While Mclean got an early lead, it was clear Goichi was simply getting his bearings. As the set went on, Goichi got a strong read on Mclean, blocking most of his strings and even reading his throw attempts. Mclean had a solid gameplan for each of his characters and could extend his combos by using other character’s assists and supers, but had trouble coordinating his team as a unit. He didn’t swap out low-health characters as often, which meant he missed out on health that was regenerated while characters are on reserve. Goichi had a far better handle on how to manage his team.

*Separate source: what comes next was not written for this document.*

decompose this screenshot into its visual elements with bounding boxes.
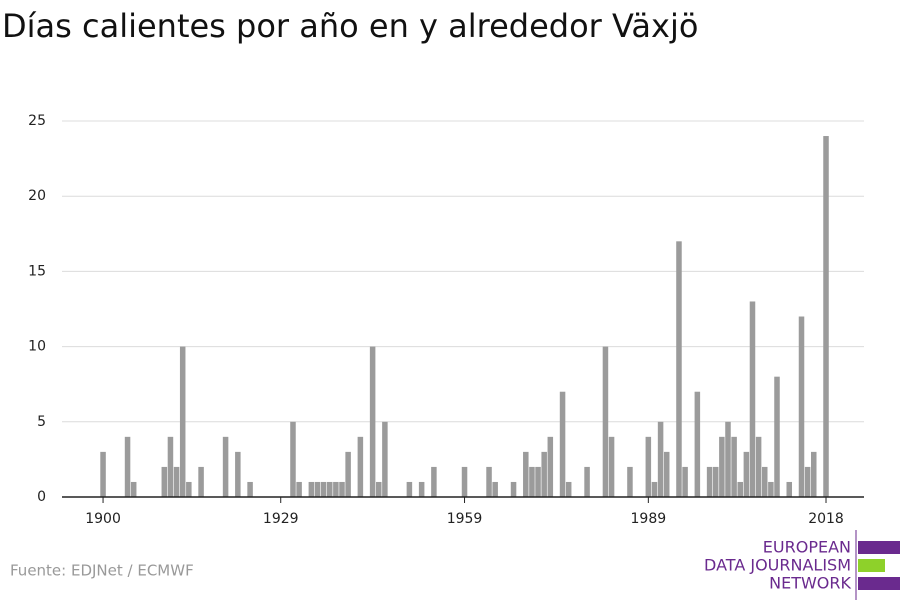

He also had trouble dealing with Goichi’s Adult Gohan blockstrings. The character is currently infamous for being able to lock down opponents with long strings of attacks that are nearly impossible to interrupt until Gohan runs out of assists and meter. Mclean relied on swapping out his characters defensively (something the game lets you do by sacrificing one bar of meter), but didn’t seem to have the timing on that move down, leading to several scenarios where he would defensively swap only for the incoming character to get opened up by a full combo. This put Mclean on the backfoot during most matches, and made it difficult for him to mount a comeback. Goichi quickly mounted a lead and stuck with it, eventually building enough momentum to roll Mclean several matches in a row.

Don’t worry about Mclean too much, though; he took the loss in stride.

Despite the lopsided 10-4 score, it was a riveting watch, and a fantastic showcase of how DBFZ is bringing various fighting game communities together, leading to “crossover” matches like one between top players from the anime and Mortal Kombat communities. And with the game currently ahead of even Street Fighter V in entrants at Evo, it’s likely the best DBFZ matches are yet to come. In fact, the proper DBFZ tournament at Final Round is still underway, and while all eyes are on Goichi, there are a number of strong competitors (including Mclean) who’d love to get in his way.